Prior to eating breakfast, 25 participants were randomly assigned to eat a large meal, 25 to eat a small meal, and 25 to eat nothing. Immediately following the meal, all participants took a memory test. The means and estimated population variances for the three groups on the memory test were: Large: M = 2.1, S2 = 1.0; Small: M = 2.5, S2 = 1.2; Nothing: M = 2.9, S2 = 0.8. Using the .05 significance level, does amount of breakfast eaten affect memory? Perform a complete hypothesis test.

Answer 1

Answer)

Null hypothesis Ho : u1 = u2 = u3 (that is meal doesn't affect memory)

Alternate hypothesis Ha : atleast 1 is different (that is meal affects memory)

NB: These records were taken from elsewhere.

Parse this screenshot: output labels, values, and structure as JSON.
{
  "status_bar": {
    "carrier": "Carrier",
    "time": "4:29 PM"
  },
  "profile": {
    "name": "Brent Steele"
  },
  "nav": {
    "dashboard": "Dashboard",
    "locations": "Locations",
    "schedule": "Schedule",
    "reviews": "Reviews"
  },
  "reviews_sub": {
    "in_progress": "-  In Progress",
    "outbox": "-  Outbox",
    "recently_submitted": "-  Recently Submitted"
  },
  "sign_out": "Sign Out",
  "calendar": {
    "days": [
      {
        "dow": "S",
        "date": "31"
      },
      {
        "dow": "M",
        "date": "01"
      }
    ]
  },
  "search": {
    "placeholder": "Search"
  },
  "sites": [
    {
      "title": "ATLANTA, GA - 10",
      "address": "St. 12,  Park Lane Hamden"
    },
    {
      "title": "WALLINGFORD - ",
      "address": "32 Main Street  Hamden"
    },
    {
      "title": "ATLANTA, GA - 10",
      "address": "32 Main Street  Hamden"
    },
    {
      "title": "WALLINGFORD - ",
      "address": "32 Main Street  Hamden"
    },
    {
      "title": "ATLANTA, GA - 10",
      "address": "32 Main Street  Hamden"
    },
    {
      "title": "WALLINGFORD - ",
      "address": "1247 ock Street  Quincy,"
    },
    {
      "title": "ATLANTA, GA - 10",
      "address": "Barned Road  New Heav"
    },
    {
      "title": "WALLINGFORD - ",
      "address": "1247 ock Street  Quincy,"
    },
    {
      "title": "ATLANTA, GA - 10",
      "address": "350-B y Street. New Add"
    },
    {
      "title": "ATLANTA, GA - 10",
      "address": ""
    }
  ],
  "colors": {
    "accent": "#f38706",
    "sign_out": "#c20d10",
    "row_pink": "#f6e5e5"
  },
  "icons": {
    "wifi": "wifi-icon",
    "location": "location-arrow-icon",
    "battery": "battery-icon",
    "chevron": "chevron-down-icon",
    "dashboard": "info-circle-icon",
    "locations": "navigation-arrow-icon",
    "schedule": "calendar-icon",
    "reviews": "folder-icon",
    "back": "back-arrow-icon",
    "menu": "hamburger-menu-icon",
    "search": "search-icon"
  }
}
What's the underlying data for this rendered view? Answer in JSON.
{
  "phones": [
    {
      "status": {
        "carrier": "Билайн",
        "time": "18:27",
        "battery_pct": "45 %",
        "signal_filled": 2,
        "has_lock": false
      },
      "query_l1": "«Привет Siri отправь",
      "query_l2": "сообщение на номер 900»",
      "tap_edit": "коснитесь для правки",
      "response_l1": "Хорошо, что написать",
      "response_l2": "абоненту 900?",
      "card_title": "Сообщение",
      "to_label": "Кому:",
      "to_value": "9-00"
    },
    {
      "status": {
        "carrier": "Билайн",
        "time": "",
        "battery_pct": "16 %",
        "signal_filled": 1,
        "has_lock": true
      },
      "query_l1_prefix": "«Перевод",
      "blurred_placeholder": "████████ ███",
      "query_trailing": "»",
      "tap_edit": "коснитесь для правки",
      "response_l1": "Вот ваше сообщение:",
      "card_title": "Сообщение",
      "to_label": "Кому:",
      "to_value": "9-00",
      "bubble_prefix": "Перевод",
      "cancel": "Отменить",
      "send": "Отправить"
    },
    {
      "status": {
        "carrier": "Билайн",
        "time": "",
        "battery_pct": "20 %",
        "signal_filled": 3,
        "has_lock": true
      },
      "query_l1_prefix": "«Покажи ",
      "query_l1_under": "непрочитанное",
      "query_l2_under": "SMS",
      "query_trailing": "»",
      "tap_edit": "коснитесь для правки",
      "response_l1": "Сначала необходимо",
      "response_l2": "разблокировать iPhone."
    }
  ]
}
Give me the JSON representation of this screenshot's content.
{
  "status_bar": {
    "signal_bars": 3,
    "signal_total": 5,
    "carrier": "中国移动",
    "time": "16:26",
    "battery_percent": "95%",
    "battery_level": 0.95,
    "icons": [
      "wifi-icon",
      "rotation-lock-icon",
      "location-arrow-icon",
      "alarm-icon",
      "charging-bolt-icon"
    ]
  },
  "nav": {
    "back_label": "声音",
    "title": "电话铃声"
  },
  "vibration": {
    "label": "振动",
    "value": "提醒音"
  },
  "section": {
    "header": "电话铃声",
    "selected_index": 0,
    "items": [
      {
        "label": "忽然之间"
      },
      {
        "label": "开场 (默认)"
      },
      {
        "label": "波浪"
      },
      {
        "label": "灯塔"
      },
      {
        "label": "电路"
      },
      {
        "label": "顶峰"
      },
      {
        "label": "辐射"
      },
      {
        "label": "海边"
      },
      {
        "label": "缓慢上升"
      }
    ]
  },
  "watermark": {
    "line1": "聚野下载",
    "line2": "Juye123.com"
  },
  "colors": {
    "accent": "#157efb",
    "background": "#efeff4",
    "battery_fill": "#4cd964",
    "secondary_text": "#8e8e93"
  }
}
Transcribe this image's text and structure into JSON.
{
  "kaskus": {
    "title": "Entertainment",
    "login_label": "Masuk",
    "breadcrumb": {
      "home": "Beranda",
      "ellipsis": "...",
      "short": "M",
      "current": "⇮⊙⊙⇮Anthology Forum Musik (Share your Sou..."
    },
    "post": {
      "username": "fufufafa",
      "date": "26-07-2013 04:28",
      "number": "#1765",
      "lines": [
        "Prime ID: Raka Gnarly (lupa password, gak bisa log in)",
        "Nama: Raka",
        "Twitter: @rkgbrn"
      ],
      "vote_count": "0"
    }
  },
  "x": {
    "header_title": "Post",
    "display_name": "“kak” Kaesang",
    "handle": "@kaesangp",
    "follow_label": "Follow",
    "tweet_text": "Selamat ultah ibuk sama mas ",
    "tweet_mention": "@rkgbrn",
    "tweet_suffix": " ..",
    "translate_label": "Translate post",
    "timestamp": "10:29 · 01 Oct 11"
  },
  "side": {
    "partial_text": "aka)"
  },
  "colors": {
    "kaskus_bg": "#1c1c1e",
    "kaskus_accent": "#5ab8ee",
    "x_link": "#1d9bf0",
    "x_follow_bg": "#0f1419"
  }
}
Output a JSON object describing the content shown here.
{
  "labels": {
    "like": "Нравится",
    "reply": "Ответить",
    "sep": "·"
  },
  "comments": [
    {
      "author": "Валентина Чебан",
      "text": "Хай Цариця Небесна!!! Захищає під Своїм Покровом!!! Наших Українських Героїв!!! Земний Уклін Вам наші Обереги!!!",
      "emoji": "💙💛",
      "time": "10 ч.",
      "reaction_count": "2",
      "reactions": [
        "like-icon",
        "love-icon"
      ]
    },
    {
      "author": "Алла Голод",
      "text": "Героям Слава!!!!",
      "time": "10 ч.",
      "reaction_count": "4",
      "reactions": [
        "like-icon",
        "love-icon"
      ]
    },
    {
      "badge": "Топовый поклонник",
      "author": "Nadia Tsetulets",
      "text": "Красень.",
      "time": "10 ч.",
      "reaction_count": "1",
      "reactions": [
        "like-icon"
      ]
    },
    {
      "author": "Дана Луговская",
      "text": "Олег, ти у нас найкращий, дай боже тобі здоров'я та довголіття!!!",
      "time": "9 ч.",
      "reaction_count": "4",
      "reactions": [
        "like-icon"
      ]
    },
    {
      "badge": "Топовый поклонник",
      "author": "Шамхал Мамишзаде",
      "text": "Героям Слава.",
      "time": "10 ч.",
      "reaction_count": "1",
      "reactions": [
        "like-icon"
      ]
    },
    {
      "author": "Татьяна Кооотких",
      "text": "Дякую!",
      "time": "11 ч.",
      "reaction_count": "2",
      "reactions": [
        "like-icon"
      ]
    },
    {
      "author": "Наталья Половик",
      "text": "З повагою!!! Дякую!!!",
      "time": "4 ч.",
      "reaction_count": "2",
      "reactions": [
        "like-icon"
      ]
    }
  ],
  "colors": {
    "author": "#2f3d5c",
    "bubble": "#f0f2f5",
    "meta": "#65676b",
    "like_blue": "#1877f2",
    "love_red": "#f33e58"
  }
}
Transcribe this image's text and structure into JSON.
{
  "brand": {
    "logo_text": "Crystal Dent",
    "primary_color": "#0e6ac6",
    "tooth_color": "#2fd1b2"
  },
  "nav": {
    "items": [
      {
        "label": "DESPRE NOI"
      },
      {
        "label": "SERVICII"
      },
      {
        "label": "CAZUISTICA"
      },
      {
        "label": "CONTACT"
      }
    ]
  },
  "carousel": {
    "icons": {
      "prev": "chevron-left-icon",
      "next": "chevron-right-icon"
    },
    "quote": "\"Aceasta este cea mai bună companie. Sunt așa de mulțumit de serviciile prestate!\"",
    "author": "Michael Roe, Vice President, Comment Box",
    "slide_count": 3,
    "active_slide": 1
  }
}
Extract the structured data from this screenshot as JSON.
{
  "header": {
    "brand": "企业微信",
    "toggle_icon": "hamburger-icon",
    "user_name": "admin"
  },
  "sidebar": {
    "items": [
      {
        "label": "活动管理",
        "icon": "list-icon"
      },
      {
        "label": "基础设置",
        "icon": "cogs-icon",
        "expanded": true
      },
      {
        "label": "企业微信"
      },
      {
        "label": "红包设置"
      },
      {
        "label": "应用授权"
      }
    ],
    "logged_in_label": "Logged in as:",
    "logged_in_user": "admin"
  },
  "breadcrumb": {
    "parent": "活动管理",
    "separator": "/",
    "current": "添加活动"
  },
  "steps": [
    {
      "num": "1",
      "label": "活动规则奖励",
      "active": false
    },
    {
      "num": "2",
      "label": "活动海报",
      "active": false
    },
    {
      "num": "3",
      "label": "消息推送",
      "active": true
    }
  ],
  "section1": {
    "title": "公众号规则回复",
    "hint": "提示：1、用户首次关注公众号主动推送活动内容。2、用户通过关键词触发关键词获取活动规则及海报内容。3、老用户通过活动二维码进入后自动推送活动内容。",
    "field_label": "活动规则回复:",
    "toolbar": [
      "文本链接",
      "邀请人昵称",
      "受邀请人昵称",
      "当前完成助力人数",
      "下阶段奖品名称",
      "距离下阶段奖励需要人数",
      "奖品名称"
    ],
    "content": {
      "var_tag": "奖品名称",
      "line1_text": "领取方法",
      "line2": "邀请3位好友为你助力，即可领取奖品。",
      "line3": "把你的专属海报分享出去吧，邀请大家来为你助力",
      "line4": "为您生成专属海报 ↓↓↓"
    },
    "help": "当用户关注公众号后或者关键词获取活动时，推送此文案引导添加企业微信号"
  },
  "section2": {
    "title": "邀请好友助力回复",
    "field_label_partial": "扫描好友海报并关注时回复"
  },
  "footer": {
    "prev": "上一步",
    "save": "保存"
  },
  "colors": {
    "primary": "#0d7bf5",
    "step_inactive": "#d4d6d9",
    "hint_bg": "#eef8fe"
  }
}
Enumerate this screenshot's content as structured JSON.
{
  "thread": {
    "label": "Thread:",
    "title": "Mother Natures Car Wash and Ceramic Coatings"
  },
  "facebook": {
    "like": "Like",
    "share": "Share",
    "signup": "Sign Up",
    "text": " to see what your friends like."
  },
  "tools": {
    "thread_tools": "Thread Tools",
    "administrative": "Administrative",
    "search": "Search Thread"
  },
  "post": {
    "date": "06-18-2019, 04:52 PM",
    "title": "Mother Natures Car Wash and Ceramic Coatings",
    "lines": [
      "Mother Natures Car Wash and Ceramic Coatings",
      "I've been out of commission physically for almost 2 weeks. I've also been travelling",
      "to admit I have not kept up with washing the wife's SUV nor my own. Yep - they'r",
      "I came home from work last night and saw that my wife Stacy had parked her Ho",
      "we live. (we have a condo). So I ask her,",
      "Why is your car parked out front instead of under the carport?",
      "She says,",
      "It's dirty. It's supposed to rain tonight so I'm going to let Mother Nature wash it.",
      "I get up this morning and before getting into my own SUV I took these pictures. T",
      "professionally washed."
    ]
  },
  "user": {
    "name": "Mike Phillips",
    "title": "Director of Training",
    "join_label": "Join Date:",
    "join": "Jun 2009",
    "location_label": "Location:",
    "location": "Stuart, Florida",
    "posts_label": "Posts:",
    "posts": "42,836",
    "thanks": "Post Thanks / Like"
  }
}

Here we need to use ANOVA,

First we need to find weighted mean,

= (2.1 + 2.5 + 2.9)/3

= 2.5

f1 = sum of squares between groups = ((2.5 - 2.1)^2 + (2.5 - 2.5)^2 + (2.9 - 2.5)^2)* 25 = 8

MS between = (sum of square between group)/df

Df = number of groups - 1 = 3 - 1 = 2

So, Ms b/w = 8/2 = 4

Ms within = (SS With in )/df

Df within = total n - 3 = (25+25+25 - 3) = 72

SS = (N1-1)*S1^2 + (N2-1)*S2^2 + (N3-1)*S2^2 = 72

Ms with in = 72/72 = 1

Test statistics F = ms b/w/ms within = 4/1 = 4.

For alpha = 0.05 and df (2, 72),

F critical value is 3.124

Rejection region is greater than 3.124.

Reject Ho if test statistic statistics is greater than 3.124.

Since 4 > 3.124.

Reject Ho.

We have enough evidence to conclude that meal affects the memory.